Sylvain Mousset, manager de service Veolia à Narbonne, a passé trois semaines au Tchad avec le Haut Commissariat aux Réfugiés pour une mission Veoliaforce au cœur de camps de déplacés et de réfugiés. Témoignage.
Vous êtes partis à la suite de David Maisonneuve, autre expert Veoliaforce, pour poursuivre un travail d'audit sur l’amélioration de l'accès à l'eau dans des camps de réfugiés vers Farchana. Comment la mission s’est-elle déroulée ?
Sylvain Mousset : David avait fait le tour de 7 camps et en avait priorisé quatre où nous étions susceptibles d’avoir de l’impact, c’est-à-dire, très concrètement, d’apporter plus d’eau à plus de monde. Dès mon arrivée, je rentre dans le détail des recommandations émises pour le premier camp – Metche –, pour les confronter au terrain. Or très vite, je m’aperçois que la plus grande difficulté va être la fiabilité de l’information : d’un côté, on nous dit que tel forage a été creusé, que la canalisation fait tel ou tel diamètre. Et ce qu’on voit sur le terrain nous dit… autre chose ! Il faut donc dimensionner des infrastructures en partant de données – des mesures de débits, de pression – qui doivent être vérifiées et qui peuvent varier si on est en saison sèche ou en saison des pluies.

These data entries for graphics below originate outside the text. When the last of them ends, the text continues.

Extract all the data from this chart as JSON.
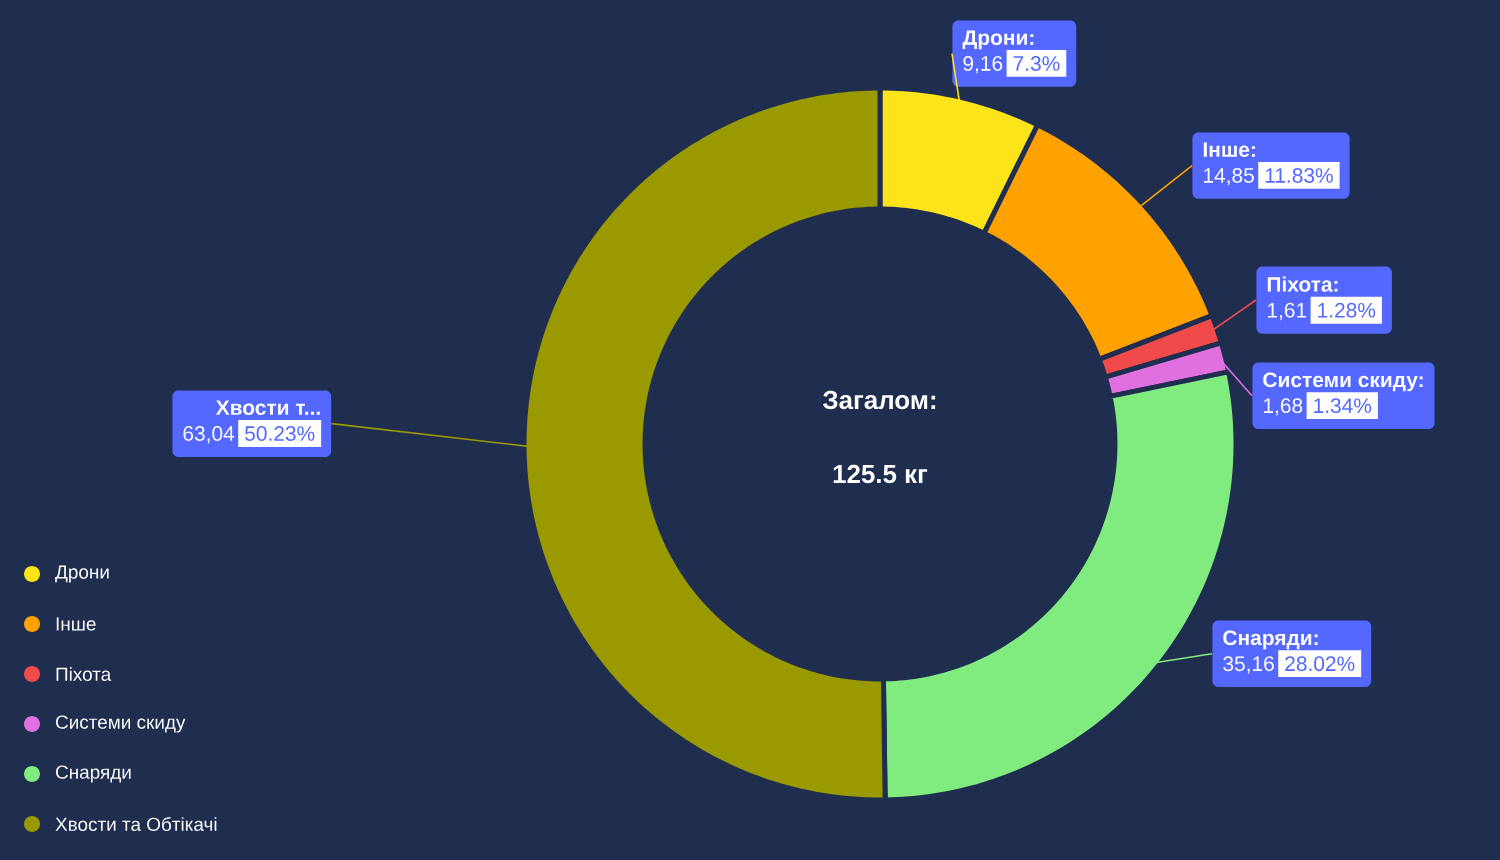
{
  "chart_data": {
    "type": "donut",
    "title": "Загалом:",
    "subtitle": "125.5 кг",
    "categories": [
      "Дрони",
      "Інше",
      "Піхота",
      "Системи скиду",
      "Снаряди",
      "Хвости та Обтікачі"
    ],
    "values": [
      9.16,
      14.85,
      1.61,
      1.68,
      35.16,
      63.04
    ],
    "colors": [
      "#fde31a",
      "#ffa200",
      "#f04a4a",
      "#e070e0",
      "#80ec80",
      "#9a9a00"
    ],
    "value_labels": [
      "9,16",
      "14,85",
      "1,61",
      "1,68",
      "35,16",
      "63,04"
    ],
    "annotations": [
      "Дрони:",
      "Інше:",
      "Піхота:",
      "Системи скиду:",
      "Снаряди:",
      "Хвости т...",
      "7.3%",
      "11.83%",
      "1.28%",
      "1.34%",
      "28.02%",
      "50.23%"
    ],
    "legend": "bottom left"
  }
}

Imaginer un réseau pour un camp, est-ce très différent d’un autre environnement ?
SM : Il faut s’adapter à l’environnement topographique et humain. Je m’explique : vous apercevez une colline un peu plus loin ? Parfait pour construire des réservoirs que vous auriez à surélever si vous les installiez ailleurs. C’est une économie et du budget qu’on peut réaffecter. Vous commencez à travailler sur une partie du réseau ? Il faut prévoir dans quelle géographie le camp risque de s’étendre pour que l’actualité ne vous rattrape pas trop vite. En quelques mois, un afflux de réfugiés de telle ou telle région peut changer la donne.
Qu’est-ce qui a été le plus difficile ?
SM : Ma plus grande difficulté a été de... gérer ma frustration ! Quand il faut prévoir entre deux et quatre heures de temps pour parcourir 30 km en voiture… Quand vous faites quatre heures de trajet et qu'une rivière en crue vous empêche finalement d'atteindre le camp où vous deviez aller…. Demi-tour et une journée perdue. Bref, les aléas d'un environnement moins facile d'accès que d'autres. On apprend à faire avec, on s'adapte, et on se découvre capable de plus de patience qu’on ne le croyait :-).
Qu’est-ce qui vous a surpris ?
SM : On est à la fois très concentré pour faire des relevés de terrain fiables, sur lesquels on pourra s’appuyer, même à distance, pour nos recommandations, et inévitablement touché quand des enfants cherchent le contact et vous parlent. Et puis cette mission est arrivée à un moment important de ma vie professionnelle où je me pose des questions sur mon avenir. Une mission telle que celle-ci apporte son lot de réponses. Ma plus grande satisfaction sera de voir une photo des réservoirs construits : ce sera la meilleure démonstration de notre utilité.